Why Selene Still Matters

Kate Beckinsale’s Selene is one of the few female action leads from that era who wasn't just a "female version" of a male hero. She’s cold, she’s competent, and she’s deeply traumatized by a family she thought loved her.

Her arc from a loyal soldier (a "Death Dealer") to a revolutionary who breaks the very system she protected is genuinely compelling. She starts out hating Lycans with a blind rage, only to realize her "father" Viktor is a genocidal liar who murdered her real family.

That shift—from blind faith to absolute independence—is the spine of the whole franchise.

Practical Steps for Your Next Binge Watch

If you’re planning to tackle the series this weekend, don't just wing it.
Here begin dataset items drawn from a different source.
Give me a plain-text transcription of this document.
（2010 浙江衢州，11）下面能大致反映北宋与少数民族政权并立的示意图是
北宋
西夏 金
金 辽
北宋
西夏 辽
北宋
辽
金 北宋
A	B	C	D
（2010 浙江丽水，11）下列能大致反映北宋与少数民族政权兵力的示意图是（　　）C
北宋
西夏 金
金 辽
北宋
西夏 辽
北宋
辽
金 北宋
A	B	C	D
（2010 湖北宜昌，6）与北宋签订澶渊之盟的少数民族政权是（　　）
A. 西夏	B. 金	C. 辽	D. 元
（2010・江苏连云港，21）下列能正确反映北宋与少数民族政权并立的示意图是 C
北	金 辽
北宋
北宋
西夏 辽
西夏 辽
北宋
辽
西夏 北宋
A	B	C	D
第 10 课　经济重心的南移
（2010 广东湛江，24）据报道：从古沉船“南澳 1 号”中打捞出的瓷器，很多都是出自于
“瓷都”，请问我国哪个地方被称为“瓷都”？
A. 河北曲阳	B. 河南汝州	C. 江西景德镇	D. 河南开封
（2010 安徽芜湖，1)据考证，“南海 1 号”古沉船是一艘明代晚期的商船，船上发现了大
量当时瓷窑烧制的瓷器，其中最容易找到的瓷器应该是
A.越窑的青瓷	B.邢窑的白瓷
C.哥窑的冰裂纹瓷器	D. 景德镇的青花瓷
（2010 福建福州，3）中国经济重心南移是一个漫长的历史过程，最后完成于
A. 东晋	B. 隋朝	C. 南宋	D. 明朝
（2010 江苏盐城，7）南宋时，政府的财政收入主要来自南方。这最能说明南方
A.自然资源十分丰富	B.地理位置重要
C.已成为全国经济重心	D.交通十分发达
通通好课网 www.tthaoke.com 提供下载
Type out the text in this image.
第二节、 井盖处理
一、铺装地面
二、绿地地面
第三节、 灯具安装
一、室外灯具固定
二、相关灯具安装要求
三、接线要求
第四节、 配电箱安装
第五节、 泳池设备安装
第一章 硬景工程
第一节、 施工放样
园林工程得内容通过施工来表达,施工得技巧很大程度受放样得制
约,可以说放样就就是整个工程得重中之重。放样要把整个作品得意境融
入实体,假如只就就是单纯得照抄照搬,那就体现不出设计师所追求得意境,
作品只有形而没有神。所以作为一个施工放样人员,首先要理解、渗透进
  • Start with the 2003 original (Extended Cut if you can find it). It has the best world-building and sets the tone.
  • Watch Evolution immediately after. They are basically one long movie.
  • Use Rise of the Lycans as a "flashback" movie. It provides the emotional context for why Viktor was such a monster.
  • Treat Awakening and Blood Wars as a new era. The tone shifts significantly here as the world goes "sci-fi" rather than "gothic horror."

The Underworld series isn't going to win an Oscar, and it doesn't want to. It’s a stylish, lore-heavy, action-packed dive into a world where the monsters are just as flawed as the humans. Whether you watch them by release date or follow the thousand-year history of the Lycan rebellion, the story of Selene remains a staple of the genre.

Check your digital retailers or physical media collections for the "Legacy Collection," which usually bundles the first four films. If you're looking for Blood Wars, it's often sold separately or in the 5-movie 4K sets that finally fixed the crushed blacks in those dark, blue-tinted scenes.

Once you’ve got the order down, pay attention to the background details in the first film—especially the paintings in the mansion. They foreshadow the events of the prequel six years before it was ever made. It’s that kind of detail that keeps the fans coming back to the dark.